Sarah Howard has been accepted on ‘Take Your Research Public 2024’, which will take place in June and July. Run by the Department of History, Politics and Philosophy at Manchester Metropolitan University, the course supports participants to develop plans for public-facing outputs, including trade books, magazines, social media and podcasting. 

Media

 

https://x.com/BirkbeckHCA/status/1784857171282260004

Suspicion, stigma and systems: Africa’s healthcare story.

Recent media coverage featured the project’s 2023 workshop in South Africa, which gathered current and retired health workers, planners and officials from seven African states and the WHO, for three days of group oral history panels under the broad theme of ‘The Public Good, Planning and Internationalism in African Health’. In an article by the Bhekisisa Centre for Health Journalism in Africa, titled Suspicion, stigma and systems: Africa’s healthcare story, journalist Sean Christie discusses the significance of the workshop, our participants and the importance of oral testimony.

The workshop took place in September 2023 – it was organized by C3W members David Bannister, Sarah Howard and Sarah Marks, along with Edna Suarez-Diaz, Gisela Matteos and Vivienne Bates.
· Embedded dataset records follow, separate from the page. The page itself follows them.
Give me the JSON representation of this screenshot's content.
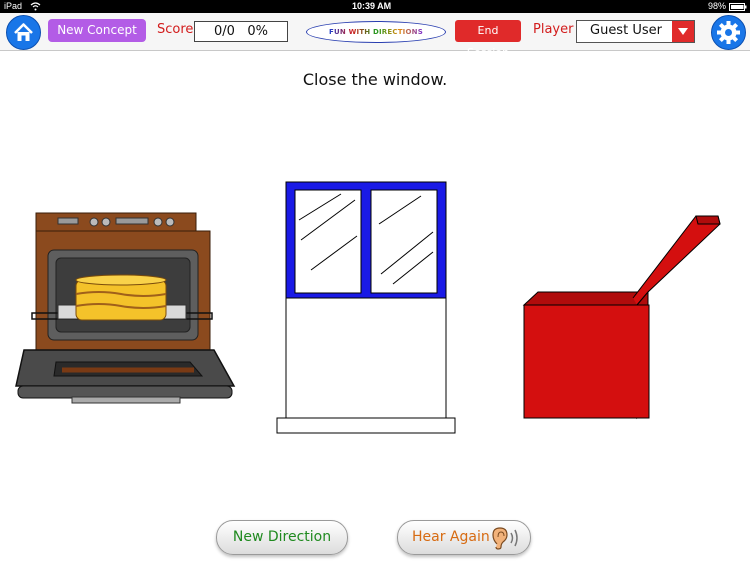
{
  "status_bar": {
    "device": "iPad",
    "time": "10:39 AM",
    "battery": "98%"
  },
  "toolbar": {
    "new_concept_label": "New Concept",
    "score_label": "Score",
    "score_value": "0/0   0%",
    "logo_text": "FUN WITH DIRECTIONS",
    "end_session_label": "End Session",
    "player_label": "Player",
    "player_value": "Guest User"
  },
  "main": {
    "instruction": "Close the window.",
    "choices": [
      {
        "name": "oven"
      },
      {
        "name": "window"
      },
      {
        "name": "box"
      }
    ]
  },
  "bottom": {
    "new_direction_label": "New Direction",
    "hear_again_label": "Hear Again"
  },
  "colors": {
    "accent_blue": "#1976e8",
    "purple": "#b35ce6",
    "red": "#e02a2a",
    "window_frame": "#1a1ae6",
    "box_red": "#d40f0f"
  },
  "icons": [
    "home-icon",
    "gear-icon",
    "ear-icon",
    "dropdown-arrow-icon",
    "wifi-icon",
    "battery-icon"
  ]
}
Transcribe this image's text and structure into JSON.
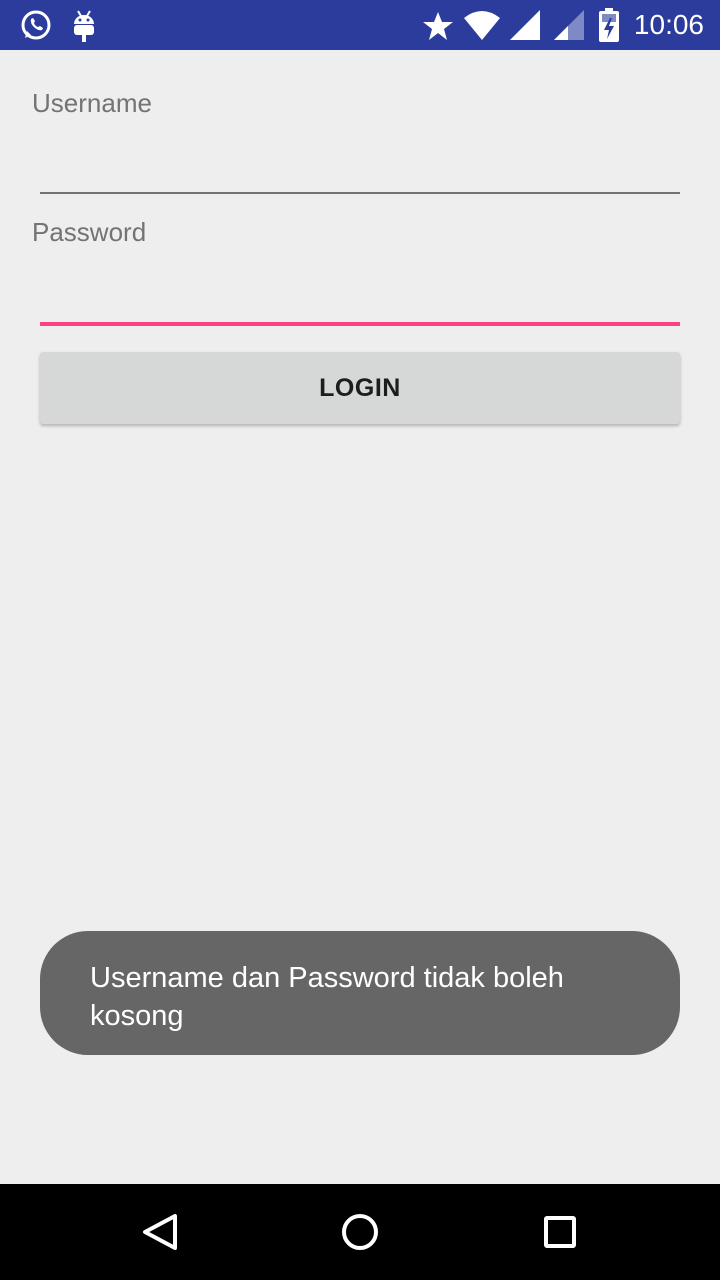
{
  "status_bar": {
    "time": "10:06",
    "left_icons": [
      "whatsapp-icon",
      "android-debug-icon"
    ],
    "right_icons": [
      "star-icon",
      "wifi-icon",
      "signal-icon",
      "signal-weak-icon",
      "battery-charging-icon"
    ],
    "background": "#2c3c9c"
  },
  "form": {
    "username_label": "Username",
    "username_value": "",
    "password_label": "Password",
    "password_value": "",
    "login_button": "LOGIN",
    "accent_color": "#ff4081"
  },
  "toast": {
    "message": "Username dan Password tidak boleh kosong"
  },
  "navigation": {
    "buttons": [
      "back-icon",
      "home-icon",
      "recents-icon"
    ]
  }
}
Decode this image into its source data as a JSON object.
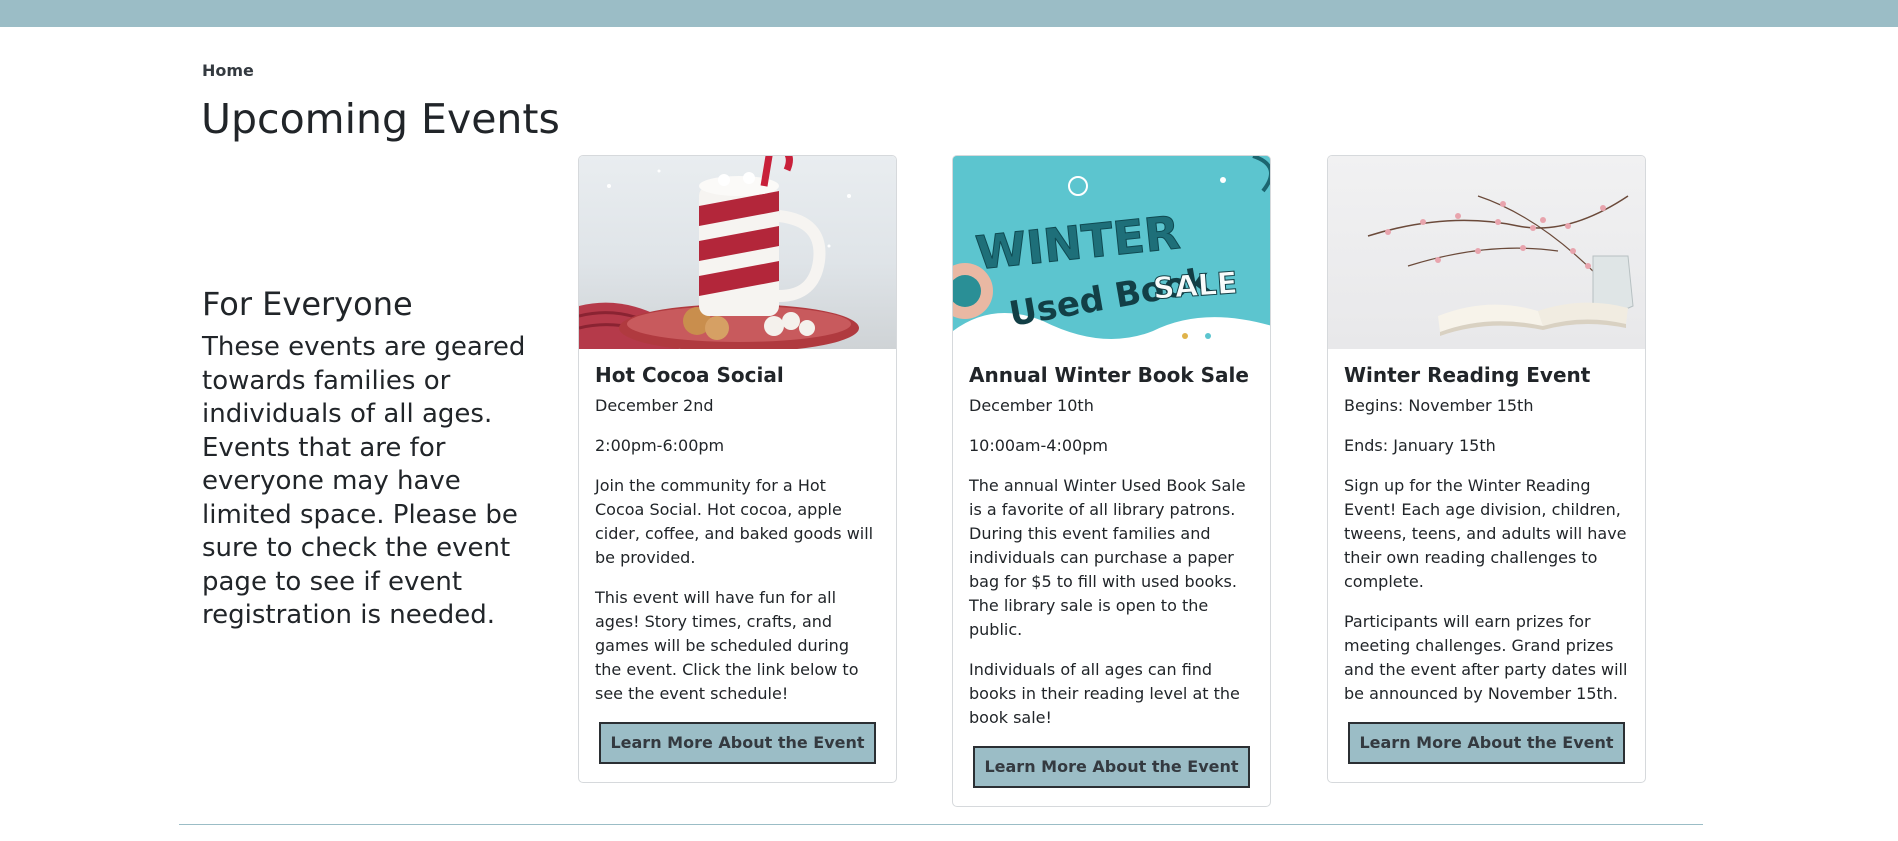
{
  "header": {
    "breadcrumb": "Home",
    "title": "Upcoming Events"
  },
  "intro": {
    "heading": "For Everyone",
    "text": "These events are geared towards families or individuals of all ages. Events that are for everyone may have limited space. Please be sure to check the event page to see if event registration is needed."
  },
  "events": [
    {
      "title": "Hot Cocoa Social",
      "line1": "December 2nd",
      "line2": "2:00pm-6:00pm",
      "desc1": "Join the community for a Hot Cocoa Social. Hot cocoa, apple cider, coffee, and baked goods will be provided.",
      "desc2": "This event will have fun for all ages! Story times, crafts, and games will be scheduled during the event. Click the link below to see the event schedule!",
      "button": "Learn More About the Event",
      "image": "hot-cocoa-mug-image"
    },
    {
      "title": "Annual Winter Book Sale",
      "line1": "December 10th",
      "line2": "10:00am-4:00pm",
      "desc1": "The annual Winter Used Book Sale is a favorite of all library patrons. During this event families and individuals can purchase a paper bag for $5 to fill with used books. The library sale is open to the public.",
      "desc2": "Individuals of all ages can find books in their reading level at the book sale!",
      "button": "Learn More About the Event",
      "image": "winter-book-sale-banner",
      "image_text": {
        "word1": "WINTER",
        "word2": "Used Book",
        "word3": "SALE"
      }
    },
    {
      "title": "Winter Reading Event",
      "line1": "Begins: November 15th",
      "line2": "Ends: January 15th",
      "desc1": "Sign up for the Winter Reading Event! Each age division, children, tweens, teens, and adults will have their own reading challenges to complete.",
      "desc2": "Participants will earn prizes for meeting challenges. Grand prizes and the event after party dates will be announced by November 15th.",
      "button": "Learn More About the Event",
      "image": "book-and-blossom-branches-image"
    }
  ],
  "colors": {
    "accent": "#9bbdc6",
    "text": "#212529",
    "border": "#d6d9dc"
  }
}
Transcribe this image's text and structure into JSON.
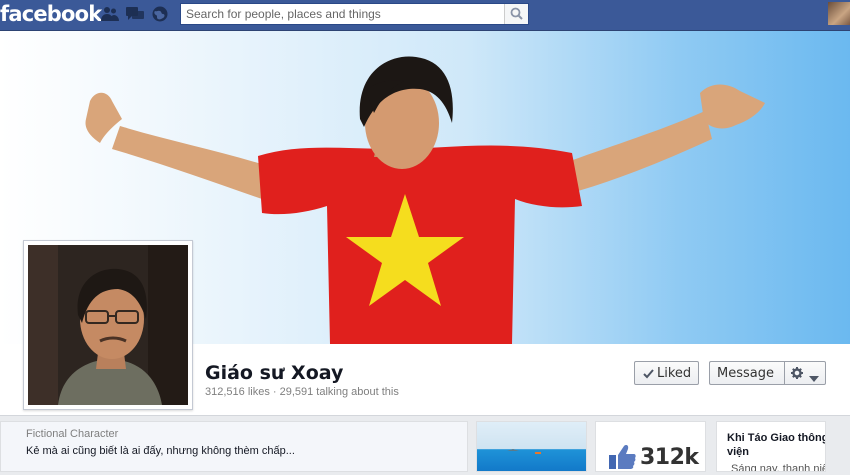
{
  "topbar": {
    "logo": "facebook",
    "search_placeholder": "Search for people, places and things"
  },
  "icons": {
    "friend_requests": "friends-icon",
    "messages": "messages-icon",
    "notifications": "globe-icon",
    "search": "search-icon",
    "settings": "gear-icon",
    "dropdown": "chevron-down-icon",
    "liked": "check-icon",
    "like": "thumbs-up-icon"
  },
  "page": {
    "name": "Giáo sư Xoay",
    "stats": "312,516 likes · 29,591 talking about this",
    "category": "Fictional Character",
    "description": "Kẻ mà ai cũng biết là ai đấy, nhưng không thèm chấp..."
  },
  "actions": {
    "liked_label": "Liked",
    "message_label": "Message"
  },
  "tiles": {
    "likes_count": "312k",
    "app_title_line1": "Khi Táo Giao thông",
    "app_title_line2": "viện",
    "app_snippet": "Sáng nay, thanh niên"
  },
  "colors": {
    "brand_blue": "#3b5998",
    "shirt_red": "#e0201d",
    "star_yellow": "#f5dd1e",
    "sky_blue": "#6bb9f0"
  }
}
The event was co-organised and funded with the ERC Project ‘’Universal Health Coverage and the Public Good in Africa, led by Prof. Ruth Prince at the University of Oslo; the Wellcome Trust ‘Health Systems in History’ Project, led by Prof. Martin Gorsky at the London School of Hygiene and Tropical Medicine; and the Norwegian Research Council Project ‘Witness Seminars in Modern Medical History’, led by Prof. Christoph Gradman at the University of Oslo.